À qui s’adresse-t-il et comment bien choisir ?
Le compte rémunéré s’adresse logiquement à l’épargnant disposant déjà d’une liquidité qu’il souhaite faire travailler sans la bloquer, et dont les livrets réglementés sont déjà pleins. Il relève d’une logique de gestion de trésorerie, non de constitution patrimoniale.
Le choix devrait reposer sur des critères hiérarchisés : le taux de base prime sur le taux promotionnel ; la durée et le plafond de la période promotionnelle qualifient la valeur réelle de l’offre d’appel ; la fiscalité doit être intégrée pour raisonner net ; les conditions d’ouverture méritent examen. Enfin, la solidité de l’établissement et la garantie des dépôts — qui couvre les dépôts éligibles jusqu’à 100 000 € par déposant et par établissement dans l’Union européenne — constituent un critère de sécurité à ne pas négliger.
En résumé
Le compte rémunéré est un instrument de liquidité rémunérée, et non un placement de rendement. Son utilité réelle se mesure en rendement net, après prise en compte du PFU, et au regard du taux de base plutôt que du taux d’appel. Dans une organisation patrimoniale rationnelle, il vient en complément des livrets réglementés saturés, pour une trésorerie que l’on veut disponible. La décision suppose une comparaison à jour des offres, menée sur les bons paramètres.

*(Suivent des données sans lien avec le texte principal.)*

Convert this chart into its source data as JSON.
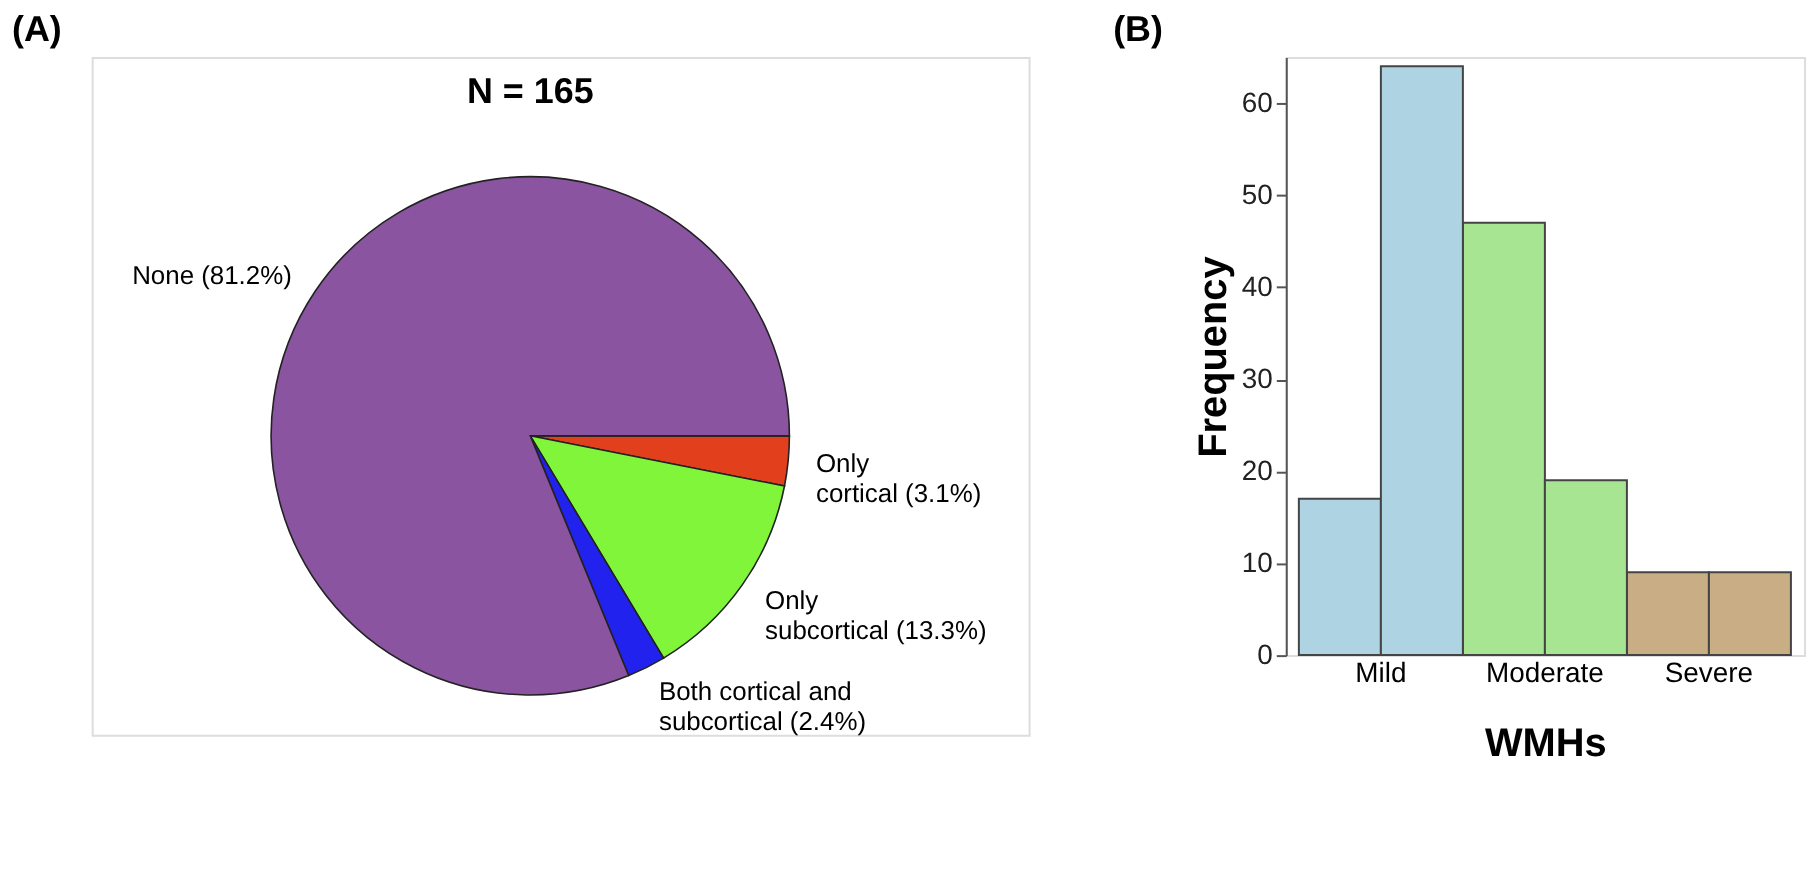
{
  "chart_data": [
    {
      "type": "pie",
      "title": "N = 165",
      "annotations": [
        "(A)"
      ],
      "categories": [
        "Only\ncortical (3.1%)",
        "Only\nsubcortical (13.3%)",
        "Both cortical and\nsubcortical (2.4%)",
        "None (81.2%)"
      ],
      "values": [
        3.1,
        13.3,
        2.4,
        81.2
      ],
      "colors": [
        "#e2401c",
        "#80f53a",
        "#2222ee",
        "#8a54a0"
      ]
    },
    {
      "type": "bar",
      "annotations": [
        "(B)"
      ],
      "xlabel": "WMHs",
      "ylabel": "Frequency",
      "categories": [
        "Mild",
        "Moderate",
        "Severe"
      ],
      "series": [
        {
          "values": [
            17,
            47,
            9
          ],
          "colors": [
            "#aed3e3",
            "#a8e592",
            "#c8ad85"
          ]
        },
        {
          "values": [
            64,
            19,
            9
          ],
          "colors": [
            "#aed3e3",
            "#a8e592",
            "#c8ad85"
          ]
        }
      ],
      "ylim": [
        0,
        65
      ],
      "yticks": [
        0,
        10,
        20,
        30,
        40,
        50,
        60
      ],
      "grid": false
    }
  ]
}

Un compte rémunéré, est-ce mieux qu’un livret A ?
Pas mécaniquement. Le Livret A est exonéré d’impôt, le compte rémunéré non. À taux brut comparable, le livret l’emporte en net. Le compte rémunéré devient pertinent surtout lorsque les livrets réglementés sont déjà saturés.
Les intérêts d’un compte rémunéré sont-ils imposés ?
Oui. Ils relèvent par défaut du prélèvement forfaitaire unique de 30 % (impôt sur le revenu et prélèvements sociaux), avec option possible pour le barème progressif si elle est plus avantageuse pour le foyer.
L’argent reste-t-il disponible à tout moment ?
En règle générale, oui : la liquidité est l’un des intérêts du produit. Il convient néanmoins de vérifier les conditions précises de chaque offre, certaines prévoyant des modalités particulières.
Le taux annoncé est-il garanti ?
Non. Le taux est fixé librement par la banque et peut évoluer. Le taux promotionnel, en particulier, est temporaire et cède la place au taux de base à l’issue de la période d’appel.
Quelle banque propose les comptes rémunérés ?
Principalement les banques en ligne et certaines néobanques, qui en font un produit d’acquisition. Les offres et leurs conditions évoluant fréquemment, il est nécessaire de les comparer à jour.
Replacé à sa juste fonction — faire travailler une trésorerie disponible —, le compte rémunéré est un outil utile ; confondu avec un placement de rendement, il déçoit. Toute la différence tient dans la lecture nette de l’offre.